第6話

歯磨きをして、髪も結んで学校に行く準備が出来た。



八千流と二人、外に出るとハイドと三ツ井が既にバイクに乗って待っていた。



通っている海誠高校は校則が緩く、バイク通学もOKだ。



あたし達3人は16歳になってすぐに免許を取った。



あたしとハイドは、それぞれ父親のバイクに乗り、八千流は大好きな人から譲り受けたのを乗ってる。



父が義兄が乗る姿がカッコ良くて、頑張って取った。



筆記で八千流が危なかったけど。




「姫、どうぞ俺の後ろに」




三ツ井が手を差し出してくる。



あたしはそれをジッと見、前を歩く八千流に後ろから抱きついた。




「きゃっ。一華ちゃんってば、ダ・イ・タ・ン……痛っ!?痛いよ!?一華ちゃ……一華ちゃーんっ。痛い……よ"ーーーーーっ!!」




八千流絶叫。


いやー、アッハッハッハ。


ストレスMAXになったもんで、八千流のお腹をおもいっきり……絞めたよね。



鯖折りする勢いで、絞めたよね。



「う"っっ。朝ごはん……出るっ。出るからねーーっっ」



「八千、うるさい」



「理不尽!!」



「はー、スッキリ」



「スッキリ!?」




満足したあたしは、バイクに乗る。



ハイドの後ろに。



すると、わかっていたのかハイドがヘルメットをカポッと被せてきた。



それをしっかり被ってハイドのお腹に腕を回す。




「鯖折りすんなよ」



「大丈夫。今はストレス0だから」



「……静ちゃん、ドンマイ」



「いや、お前もな」



「てんきゅー」



「ヘルメット被れよ、八千」



「はーい」




ハイドの言葉に素直に返事をした八千流は……自分のバイクを愛しげに撫でてからヘルメットを被り乗る。

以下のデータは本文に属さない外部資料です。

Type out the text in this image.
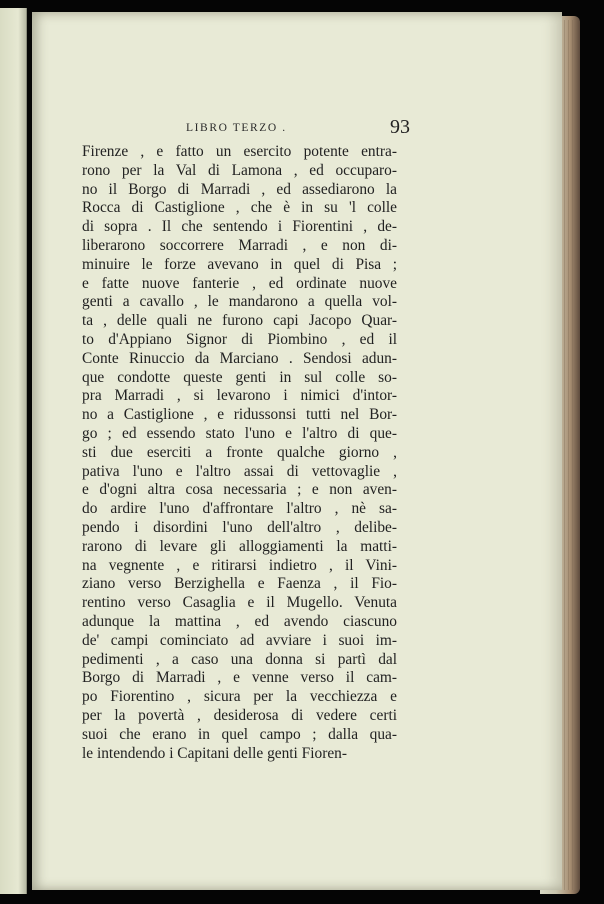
LIBRO TERZO .	93
Firenze , e fatto un esercito potente entra-
rono per la Val di Lamona , ed occuparo-
no il Borgo di Marradi , ed assediarono la
Rocca di Castiglione , che è in su 'l colle
di sopra . Il che sentendo i Fiorentini , de-
liberarono soccorrere Marradi , e non di-
minuire le forze avevano in quel di Pisa ;
e fatte nuove fanterie , ed ordinate nuove
genti a cavallo , le mandarono a quella vol-
ta , delle quali ne furono capi Jacopo Quar-
to d'Appiano Signor di Piombino , ed il
Conte Rinuccio da Marciano . Sendosi adun-
que condotte queste genti in sul colle so-
pra Marradi , si levarono i nimici d'intor-
no a Castiglione , e ridussonsi tutti nel Bor-
go ; ed essendo stato l'uno e l'altro di que-
sti due eserciti a fronte qualche giorno ,
pativa l'uno e l'altro assai di vettovaglie ,
e d'ogni altra cosa necessaria ; e non aven-
do ardire l'uno d'affrontare l'altro , nè sa-
pendo i disordini l'uno dell'altro , delibe-
rarono di levare gli alloggiamenti la matti-
na vegnente , e ritirarsi indietro , il Vini-
ziano verso Berzighella e Faenza , il Fio-
rentino verso Casaglia e il Mugello. Venuta
adunque la mattina , ed avendo ciascuno
de' campi cominciato ad avviare i suoi im-
pedimenti , a caso una donna si partì dal
Borgo di Marradi , e venne verso il cam-
po Fiorentino , sicura per la vecchiezza e
per la povertà , desiderosa di vedere certi
suoi che erano in quel campo ; dalla qua-
le intendendo i Capitani delle genti Fioren-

それを確認した2台と共に、一斉に学校へ向けて走り出す。




……あたしはバイクに乗らないのかって?


……あたしは免許は取れたものの、まだまだ運転が……荒い……らしく……。



学校に乗っていくのは禁止されている。













……八千流よりは上手いはずなのに。